Many people from the West were moving to Prague. They were starting businesses, coming to teach, or just to experience the intrigue of Prague. Dan held a Bible study on Tuesday evenings in a basketball gymnasium, just below the bridge beside the Culture Palace. There would be anywhere between 300 to 500 mostly young people there from all across the city and country, persons from many different backgrounds. It was not unusual for there to be so many English speakers there that there would be the need for 2 or 3 interpreters.
During that first year, we were in Czech language school trying not only to learn Czech, but also teaching English in a school sponsored by what had now become Křesťanské společenství Praha “KSP”. I became a sort of liaison between Dan and the many people who were contacting him from the West. I would often be their “tour guide” and answer for Dan. Three different times Dan approached me to start a church for the many English speakers who were coming to Prague. The first two times I said, No. The last time he said that I had promised to do whatever he asked me. So, with little or no pastoral training, we began the odyssey of starting a church.
First, we had to find a place to meet. Dan’s father was the director of the YMCA. So with that contact we began making plans to have our first church service in the Y’s main conference room. It did not have the warm fuzzies that one would have liked. The entrance to the room was “fragranced” by the rest rooms that were adjacent to it.

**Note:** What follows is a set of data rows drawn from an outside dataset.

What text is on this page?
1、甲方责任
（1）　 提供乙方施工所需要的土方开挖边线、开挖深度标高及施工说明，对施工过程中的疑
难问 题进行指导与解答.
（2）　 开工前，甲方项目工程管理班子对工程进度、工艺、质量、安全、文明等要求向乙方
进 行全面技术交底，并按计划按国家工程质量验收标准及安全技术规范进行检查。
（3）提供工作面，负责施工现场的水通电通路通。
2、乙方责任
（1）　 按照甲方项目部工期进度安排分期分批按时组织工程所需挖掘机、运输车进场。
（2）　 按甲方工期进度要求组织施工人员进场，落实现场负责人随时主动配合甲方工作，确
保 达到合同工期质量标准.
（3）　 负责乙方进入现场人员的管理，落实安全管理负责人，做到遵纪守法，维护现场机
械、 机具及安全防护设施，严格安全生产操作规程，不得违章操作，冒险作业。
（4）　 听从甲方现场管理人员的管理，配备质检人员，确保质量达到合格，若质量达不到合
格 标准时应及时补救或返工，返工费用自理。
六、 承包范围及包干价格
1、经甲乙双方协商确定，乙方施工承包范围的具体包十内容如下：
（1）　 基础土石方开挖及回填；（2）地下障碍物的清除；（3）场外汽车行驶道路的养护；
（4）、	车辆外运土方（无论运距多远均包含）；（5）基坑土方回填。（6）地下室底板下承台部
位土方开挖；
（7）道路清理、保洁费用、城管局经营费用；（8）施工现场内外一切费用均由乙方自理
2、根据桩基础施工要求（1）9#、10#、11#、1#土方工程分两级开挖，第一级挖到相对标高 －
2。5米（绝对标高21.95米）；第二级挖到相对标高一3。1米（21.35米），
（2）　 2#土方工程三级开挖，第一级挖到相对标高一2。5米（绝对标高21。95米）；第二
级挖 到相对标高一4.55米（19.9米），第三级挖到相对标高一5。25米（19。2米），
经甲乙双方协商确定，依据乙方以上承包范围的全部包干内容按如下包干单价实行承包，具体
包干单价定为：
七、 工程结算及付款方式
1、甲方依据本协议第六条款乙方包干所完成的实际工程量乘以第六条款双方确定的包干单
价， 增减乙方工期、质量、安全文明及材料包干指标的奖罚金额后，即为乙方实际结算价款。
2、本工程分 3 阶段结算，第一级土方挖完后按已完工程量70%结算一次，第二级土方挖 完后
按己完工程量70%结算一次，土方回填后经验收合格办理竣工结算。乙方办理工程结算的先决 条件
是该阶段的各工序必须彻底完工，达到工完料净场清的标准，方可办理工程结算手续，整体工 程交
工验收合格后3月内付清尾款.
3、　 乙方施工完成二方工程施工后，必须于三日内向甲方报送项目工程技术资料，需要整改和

We put a notice in the Prague Post and our first meeting was held Sunday, October 11, 1992 at 6:00 PM. Our first service had 19 present. We chose to have an evening service, because many of those coming also wanted to go to different Czech churches in the morning. We also served sandwiches and beverages after the service. It was a great time of fellowship. We met there for about a year.
One of our regular attendees was Dr. Miloš Jokl. He taught at the engineering university which owned Bethlehem Chapel. Because of Dr. Jokl’s excellent contacts, we moved the evening service to Bethlehem Chapel. To meet in that place, with its history of blood, was a sobering experience. Every time we met there, we were reminded of the high cost many who had preceded us had paid to follow “the Truth” of which Jan Hus so eloquently spoke.
However, that was one of the most sought after meeting sites in Prague. Its acoustics were such that orchestras loved to play in there and we ran into more than a few scheduling conflicts.
After a year there, we began to have two meetings on Sunday, both a morning and evening meeting. We met at a Brethren church in the morning after they had their services and at a Baptist church in the evening. There was always something special that God had for us. Finally, we moved to the Methodist church on Ječná street where we met on Sunday afternoons. We met in the smaller of their two assembly halls. It was always a dream to expand into the larger hall. We can only praise God that now, under John’s and Kelsie’s leadership that the church has grown to that place.
(It is interesting that the larger of the two halls where the church now meets is the place where the first “Christian Conference” took place in 1988. Eighteen of the nineteen denominations that were in Czechoslovakia at the time had representatives there. As the singing and preaching went out the open windows, an office worker from across the street heard the good news of Jesus and came and prayed with someone for salvation.)
Back in the fall of 1992 John Mullen came to Prague with a Vineyard missions team to work with KSP. In the fall of 1995 we meet John Mullen on his way back from a missions trip in Siberia. After hearing his heart and spending a week together, we asked him to seek the Lord about coming to Pastor PCF. We turned the church over to David and Linda Snell (as interim pastors until John arrived) in January of 1996. David and Linda turned the church over to John and Kelsie Mullen the last Sunday of 1996 (although David remained as an elder for some time). John and Kelsie have continued to lead the church since.